Roz appears with coffee and sets a mug in front of me without asking. “You look like hell, Hart.”

“Thanks, Roz.”

“Holly okay?” she asks.

“Yeah.”

“Good. She’s a sweet girl. Town loves her.” Roz refills Jesse’s mug. “You being careful with her?”

“What?”

“She’s not like us, Cole. She’s not a ridge person. She’s town. Community. And if you hurt her, this whole valley’s going to have an opinion about it.”

“I’m not?—”

“Good. Because she’s been through enough. Moved here with nothing, built herself a place, and made herself useful. Last thing she needs is some hermit breaking her heart because he’s too scared to be seen.” Roz walks away before I can respond.

Jesse watches me. “You going back up or fixing this?”

I drain my coffee. “Fixing this.”

“Good. I’ll wait.”

At Holly’s, her car’s in the driveway. I knock.

She opens the door, phone in hand, surprised. “Cole?”

“Can we talk?”

She hesitates, then steps aside. I follow her into the living room. She sits on the couch. I take the chair across from her.

“I’m sorry,” I say. “About this morning. The way I reacted to the photo. I panicked and I hurt you.”

“Why did you panic?”

I lean forward, elbows on knees. “Because for three years I’ve been invisible. Nobody watching. Nobody expecting anything. And then that photo with people asking questions, seeing us together… It made it real. Public.”

“And that scared you.”

“Yeah.”

“Because of Emma.”

I nod. “Everyone saw me fail her. I wasn’t there when she needed me. And I hid up here where nobody could watch me fail again.”

“Cole, you didn’t fail her. An accident?—”

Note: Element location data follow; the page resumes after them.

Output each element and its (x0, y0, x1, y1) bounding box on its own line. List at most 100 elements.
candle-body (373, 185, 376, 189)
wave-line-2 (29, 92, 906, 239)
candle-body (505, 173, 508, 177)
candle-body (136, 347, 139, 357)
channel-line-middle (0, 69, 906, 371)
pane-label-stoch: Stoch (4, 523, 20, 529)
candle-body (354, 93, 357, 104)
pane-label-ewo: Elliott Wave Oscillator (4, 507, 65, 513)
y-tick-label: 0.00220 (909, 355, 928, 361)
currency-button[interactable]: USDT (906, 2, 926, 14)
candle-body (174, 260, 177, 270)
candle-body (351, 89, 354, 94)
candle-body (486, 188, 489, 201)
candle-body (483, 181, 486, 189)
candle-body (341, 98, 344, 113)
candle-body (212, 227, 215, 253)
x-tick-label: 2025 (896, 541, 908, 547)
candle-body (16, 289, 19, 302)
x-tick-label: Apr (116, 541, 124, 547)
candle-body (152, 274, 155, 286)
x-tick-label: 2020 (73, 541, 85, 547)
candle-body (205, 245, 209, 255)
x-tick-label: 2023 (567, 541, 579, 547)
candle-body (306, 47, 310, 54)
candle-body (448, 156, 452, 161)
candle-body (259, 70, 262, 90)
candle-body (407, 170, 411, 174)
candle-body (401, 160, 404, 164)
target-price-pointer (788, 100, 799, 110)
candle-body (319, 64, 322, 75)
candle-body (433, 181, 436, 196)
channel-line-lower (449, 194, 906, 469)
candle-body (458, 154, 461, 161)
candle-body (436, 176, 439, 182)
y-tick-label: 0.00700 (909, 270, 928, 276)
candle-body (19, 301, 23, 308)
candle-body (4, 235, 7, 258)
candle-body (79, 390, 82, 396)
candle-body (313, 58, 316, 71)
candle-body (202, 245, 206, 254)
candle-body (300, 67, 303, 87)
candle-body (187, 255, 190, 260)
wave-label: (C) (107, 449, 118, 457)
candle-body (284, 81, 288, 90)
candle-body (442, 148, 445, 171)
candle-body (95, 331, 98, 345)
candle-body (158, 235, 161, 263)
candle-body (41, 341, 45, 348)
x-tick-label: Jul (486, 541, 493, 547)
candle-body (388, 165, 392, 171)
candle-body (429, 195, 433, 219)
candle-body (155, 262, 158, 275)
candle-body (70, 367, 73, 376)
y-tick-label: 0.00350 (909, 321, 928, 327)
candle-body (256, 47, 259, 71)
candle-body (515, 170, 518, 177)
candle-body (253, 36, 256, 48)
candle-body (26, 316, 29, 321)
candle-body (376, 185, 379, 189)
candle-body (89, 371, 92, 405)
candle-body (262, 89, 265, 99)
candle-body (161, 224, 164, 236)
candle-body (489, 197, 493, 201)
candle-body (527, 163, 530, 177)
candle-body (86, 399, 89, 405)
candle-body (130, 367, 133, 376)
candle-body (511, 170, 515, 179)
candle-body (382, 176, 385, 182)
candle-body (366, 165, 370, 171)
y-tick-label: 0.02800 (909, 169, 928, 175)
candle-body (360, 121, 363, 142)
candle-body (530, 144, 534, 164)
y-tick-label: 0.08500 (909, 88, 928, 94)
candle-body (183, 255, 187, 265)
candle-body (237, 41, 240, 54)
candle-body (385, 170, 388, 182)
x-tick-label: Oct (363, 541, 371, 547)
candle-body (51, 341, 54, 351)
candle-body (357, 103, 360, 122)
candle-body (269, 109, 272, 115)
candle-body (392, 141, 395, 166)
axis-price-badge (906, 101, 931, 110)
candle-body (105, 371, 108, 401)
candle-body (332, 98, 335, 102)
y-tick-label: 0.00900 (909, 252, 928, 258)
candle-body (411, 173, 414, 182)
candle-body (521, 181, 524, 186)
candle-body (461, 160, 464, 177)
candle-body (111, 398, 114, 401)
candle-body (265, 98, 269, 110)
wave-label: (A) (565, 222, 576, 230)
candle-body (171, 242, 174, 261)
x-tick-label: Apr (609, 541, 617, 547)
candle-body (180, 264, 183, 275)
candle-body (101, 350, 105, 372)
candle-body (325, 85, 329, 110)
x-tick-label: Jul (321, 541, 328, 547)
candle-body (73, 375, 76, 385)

“Everyone knows I was in Seattle when I should’ve been here. That I couldn’t save her.” My hands fist on my knees. “And when people start watching us, they’ll remember. They’ll wait for me to fail you, too.”

“I’m not asking you to save me. I’m asking you to choose me. There’s a difference.”

“I know.”

“Do you? Because this morning, when you saw that photo, you made me feel like something to hide. Like I was convenient in private but too much work in public.”

The words cut deep because they’re true.